Oil tops $77 as equities markets jump

By Brian Ellsworth

NEW YORK (BestGrowthStock) – Oil prices rose nearly 3 percent on Tuesday to a two-week high above $77 per barrel as better-than-expected corporate earnings boosted confidence about the economy and lifted markets.

The principal U.S. stock indexes rose more than 1.5 percent after strong results from aluminum maker Alcoa Inc (AA.N: ) gave a promising start to the earnings season. (.N: )

“There’s no doubt the stock market led the oil market higher,” said Phil Flynn, senior analyst with PFGBest Research.

U.S. crude for August delivery settled up $2.20, or 2.94 percent, at $77.15 per barrel, having earlier fallen to $74.25.

In London, Brent crude oil for August delivery settled up $2.28 at $76.65 a barrel. The August contract price moved briefly above September as traders bet maintenance in the North Sea would boost Brent in the short term.

Prices were also supported by rising European equity markets (.EU: ) and a decline in the dollar (.DXY: ). A weakening dollar is bullish for oil because it makes crude cheaper for buyers holding other currencies.

Continued strength in U.S. corporate earnings reports would signal overall strength in the U.S. economy, which would imply greater future demand for oil.

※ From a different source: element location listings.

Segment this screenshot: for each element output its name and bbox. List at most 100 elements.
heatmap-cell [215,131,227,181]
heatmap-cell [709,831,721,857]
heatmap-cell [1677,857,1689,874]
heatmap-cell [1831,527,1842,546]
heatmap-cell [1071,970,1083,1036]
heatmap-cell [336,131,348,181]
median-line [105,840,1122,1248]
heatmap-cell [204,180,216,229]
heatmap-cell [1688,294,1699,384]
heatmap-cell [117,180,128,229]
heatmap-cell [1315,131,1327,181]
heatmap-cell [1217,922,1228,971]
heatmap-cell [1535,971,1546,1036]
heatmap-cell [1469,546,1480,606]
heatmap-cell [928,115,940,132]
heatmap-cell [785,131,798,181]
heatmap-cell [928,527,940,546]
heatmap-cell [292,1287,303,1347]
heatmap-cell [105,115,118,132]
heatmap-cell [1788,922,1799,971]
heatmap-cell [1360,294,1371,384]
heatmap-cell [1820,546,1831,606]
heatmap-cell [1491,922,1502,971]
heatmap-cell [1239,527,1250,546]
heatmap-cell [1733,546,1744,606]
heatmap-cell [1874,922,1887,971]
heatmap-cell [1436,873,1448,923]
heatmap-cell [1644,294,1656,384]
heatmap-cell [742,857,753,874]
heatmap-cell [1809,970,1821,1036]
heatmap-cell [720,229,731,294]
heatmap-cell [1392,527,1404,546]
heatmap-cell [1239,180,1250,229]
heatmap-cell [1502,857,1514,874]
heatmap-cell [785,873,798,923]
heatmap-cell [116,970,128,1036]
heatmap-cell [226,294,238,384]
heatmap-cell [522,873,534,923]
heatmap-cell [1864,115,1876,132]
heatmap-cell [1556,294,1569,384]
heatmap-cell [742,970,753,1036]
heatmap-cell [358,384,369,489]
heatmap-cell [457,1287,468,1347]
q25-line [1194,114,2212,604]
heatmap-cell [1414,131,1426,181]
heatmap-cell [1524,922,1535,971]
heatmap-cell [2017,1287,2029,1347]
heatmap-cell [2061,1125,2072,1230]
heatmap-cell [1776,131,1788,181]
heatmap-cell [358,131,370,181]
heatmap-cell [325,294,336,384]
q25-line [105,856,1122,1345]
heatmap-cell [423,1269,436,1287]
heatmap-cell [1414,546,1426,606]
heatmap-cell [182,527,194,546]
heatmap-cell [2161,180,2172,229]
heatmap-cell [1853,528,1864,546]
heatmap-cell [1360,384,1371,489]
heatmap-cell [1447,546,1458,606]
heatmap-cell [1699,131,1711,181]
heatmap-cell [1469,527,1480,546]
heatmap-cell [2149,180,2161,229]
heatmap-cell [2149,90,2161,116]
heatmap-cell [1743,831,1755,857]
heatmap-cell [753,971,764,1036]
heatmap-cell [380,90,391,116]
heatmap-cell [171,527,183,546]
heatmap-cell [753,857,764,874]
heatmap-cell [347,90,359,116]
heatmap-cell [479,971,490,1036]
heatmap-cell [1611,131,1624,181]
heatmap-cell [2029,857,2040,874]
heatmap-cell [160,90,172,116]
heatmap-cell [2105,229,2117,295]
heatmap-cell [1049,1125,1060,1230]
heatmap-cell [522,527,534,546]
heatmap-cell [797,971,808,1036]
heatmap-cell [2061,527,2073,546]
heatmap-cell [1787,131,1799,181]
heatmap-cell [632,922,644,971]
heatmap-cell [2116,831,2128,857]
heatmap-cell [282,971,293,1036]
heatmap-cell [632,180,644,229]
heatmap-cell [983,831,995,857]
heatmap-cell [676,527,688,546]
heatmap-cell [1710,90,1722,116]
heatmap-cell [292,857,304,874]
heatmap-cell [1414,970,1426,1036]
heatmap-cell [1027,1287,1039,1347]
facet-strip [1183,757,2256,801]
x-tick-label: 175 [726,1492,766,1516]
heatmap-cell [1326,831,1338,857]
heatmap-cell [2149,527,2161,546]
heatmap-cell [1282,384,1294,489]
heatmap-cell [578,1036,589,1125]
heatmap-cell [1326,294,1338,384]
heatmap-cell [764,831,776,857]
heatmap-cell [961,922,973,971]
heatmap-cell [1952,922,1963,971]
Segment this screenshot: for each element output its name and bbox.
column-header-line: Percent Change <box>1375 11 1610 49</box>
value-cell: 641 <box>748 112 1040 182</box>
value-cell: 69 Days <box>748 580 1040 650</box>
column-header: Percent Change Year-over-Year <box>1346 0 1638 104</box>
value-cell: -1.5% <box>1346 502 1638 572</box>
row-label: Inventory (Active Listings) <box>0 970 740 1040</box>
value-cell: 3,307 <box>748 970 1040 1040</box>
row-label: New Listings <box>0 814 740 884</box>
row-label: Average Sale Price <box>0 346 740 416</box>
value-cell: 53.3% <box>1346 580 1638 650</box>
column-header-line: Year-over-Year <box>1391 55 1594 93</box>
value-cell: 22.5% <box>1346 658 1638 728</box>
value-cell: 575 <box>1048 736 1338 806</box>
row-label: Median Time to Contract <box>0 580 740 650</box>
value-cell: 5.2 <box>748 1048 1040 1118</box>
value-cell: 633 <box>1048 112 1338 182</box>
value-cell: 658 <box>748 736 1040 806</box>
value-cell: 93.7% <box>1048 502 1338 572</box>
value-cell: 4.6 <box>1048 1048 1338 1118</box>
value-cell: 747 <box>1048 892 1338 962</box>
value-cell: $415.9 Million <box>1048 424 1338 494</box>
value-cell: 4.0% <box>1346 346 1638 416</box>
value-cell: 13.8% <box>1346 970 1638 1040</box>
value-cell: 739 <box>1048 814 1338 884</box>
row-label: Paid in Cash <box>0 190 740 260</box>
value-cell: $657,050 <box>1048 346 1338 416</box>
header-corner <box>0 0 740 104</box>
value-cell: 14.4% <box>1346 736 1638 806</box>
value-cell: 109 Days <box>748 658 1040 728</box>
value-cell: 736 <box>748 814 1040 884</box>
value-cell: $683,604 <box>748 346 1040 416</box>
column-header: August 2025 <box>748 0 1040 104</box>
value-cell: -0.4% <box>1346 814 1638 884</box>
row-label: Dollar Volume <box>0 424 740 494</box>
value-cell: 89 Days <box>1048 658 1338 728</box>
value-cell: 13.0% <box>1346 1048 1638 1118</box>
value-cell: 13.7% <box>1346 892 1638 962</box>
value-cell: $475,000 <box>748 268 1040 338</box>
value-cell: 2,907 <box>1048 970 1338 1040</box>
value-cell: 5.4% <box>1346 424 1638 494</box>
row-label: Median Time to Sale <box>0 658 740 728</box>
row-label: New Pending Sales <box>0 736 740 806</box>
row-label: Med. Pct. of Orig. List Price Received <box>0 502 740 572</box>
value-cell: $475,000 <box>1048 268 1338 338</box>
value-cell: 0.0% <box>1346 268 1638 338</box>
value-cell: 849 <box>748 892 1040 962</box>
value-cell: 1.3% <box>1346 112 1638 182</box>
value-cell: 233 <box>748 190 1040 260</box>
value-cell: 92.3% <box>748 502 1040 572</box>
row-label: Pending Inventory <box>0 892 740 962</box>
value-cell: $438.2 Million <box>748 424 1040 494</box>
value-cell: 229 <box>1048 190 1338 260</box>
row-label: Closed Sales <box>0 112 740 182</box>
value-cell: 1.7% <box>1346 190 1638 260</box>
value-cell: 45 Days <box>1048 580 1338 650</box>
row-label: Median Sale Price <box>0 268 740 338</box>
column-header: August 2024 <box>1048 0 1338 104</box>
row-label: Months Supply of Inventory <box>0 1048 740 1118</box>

Oil markets were also watching the latest monthly report from the International Energy Agency, which revised higher its 2010 oil demand estimate by 80,000 barrels per day, but forecast slower growth in 2011.

Global oil demand will grow by 1.35 million bpd next year to 87.84 million bpd, according to the report by the IEA, which advises 28 industrial countries, compared with demand growth of 1.77 million bpd expected this year.

“The key element is the gradual scaling back of economic stimulus programs, which we are assuming takes place over the next 12 to 15 months,” David Fyfe, head of the IEA’s Oil Industry and Markets Division, told Reuters Insider TV.

“That’s taking a little of the post-recessionary froth out of the market.”

Prices were also supported by signs that bulging inventories in the United States, the world’s largest energy consumer, may have fallen last week.

U.S. crude stockpiles were predicted to have dropped by 1.4 million barrels in the week to July 9, a Reuters survey showed, after tumbling 5 million barrels a week earlier because of disruptions related to Hurricane Alex.

Distillate inventories probably rose by 800,000 barrels, the survey showed, while gasoline stocks were expected to have risen by about 100,000 barrels.

The industry group American Petroleum Institute will release its weekly inventory report on Tuesday at 4:30 p.m. EDT, followed by government statistics from the Energy Information Administration on Wednesday at 10:30 a.m. EDT.